A missing Ukrainian journalist, Vasyl Klymentyev, is feared dead after nearly a month-long investigation has failed to find any clue to his whereabouts, Ukrainian media reported Monday.
Klymentyev was editor-in-chief of an investigative newspaper, Novyi Stil (New Style), in Ukraine's second largest city Kharkiv. Novi Stil specializes in reporting corruption, local government irregularities, and social injustice issues, and Klymentyev’s disappearance is believed to be linked to his work.
Klymentyev went missing Aug. 11, and was last seen entering a metallic-gray BMW with an unknown man outside his home. A few days after his disappearance, Klymentyev’s mobile phone was found in a boat drifting on a reservoir, near Kharkiv.
At a press conference Monday in Kyiv, Deputy Editor of Novyi Stil Petr Matviyenko, said, “The investigation is going like Brownian motion [random motion of particles suspended in gas or liquid]. It has not made any progress in establishing the truth,” according to the Ukrainian bureau of Russian News Agency Interfax.
Matvienko also said that police were putting pressure on him, and his family not to speak about Klymentyev’s case, “On Saturday, two policemen stopped me to search me. They asked me to give them my cell phone,” he said, quoted by Radio Free Europe. He said that later his SIM-cards were blocked.
Klymentyev’s wife was prevented from participating in the press conference because Kharkiv’s tax office informed her it would be conducting an unscheduled inspection of her business tax documents, and she had to return to Kharkiv, according to Matvienko.

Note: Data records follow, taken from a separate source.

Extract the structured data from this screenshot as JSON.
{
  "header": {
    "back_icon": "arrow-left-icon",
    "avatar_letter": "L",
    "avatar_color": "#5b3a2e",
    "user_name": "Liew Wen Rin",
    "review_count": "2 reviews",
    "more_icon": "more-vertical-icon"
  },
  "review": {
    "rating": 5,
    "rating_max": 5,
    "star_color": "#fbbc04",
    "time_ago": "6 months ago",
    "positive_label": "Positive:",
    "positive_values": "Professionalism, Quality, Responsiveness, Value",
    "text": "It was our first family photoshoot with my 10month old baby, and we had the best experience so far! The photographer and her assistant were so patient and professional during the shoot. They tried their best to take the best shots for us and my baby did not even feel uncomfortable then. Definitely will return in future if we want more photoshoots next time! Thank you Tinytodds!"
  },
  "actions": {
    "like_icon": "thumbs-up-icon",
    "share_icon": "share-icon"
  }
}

Matviyenko earlier told reporters that Klymentyev had been threatened several times before, and had been offered bribes to keep quiet over damaging evidence he had collected against regional officials in Kharkiv, including a local prosecutor and the head of the regional tax department, Stanislav Denysyuk.
Last week, Ukraine’s Interior Minister Anatoly Mogilev said there was enough evidence to consider Klymentyev to be dead. He did not specify, saying only the investigation was underway.
Press freedom has declined sharply in Ukraine since Russian-leaning President Viktor Yanukovych assumed power earlier this year.
A Kyiv appeals court last week decided to cancel broadcast frequencies for two independent television channels, Channels 5 and TBi.
The decision came after a lengthy legal case, accompanied by domestic and international criticism against Ukrainian officials for curtailing media around the country.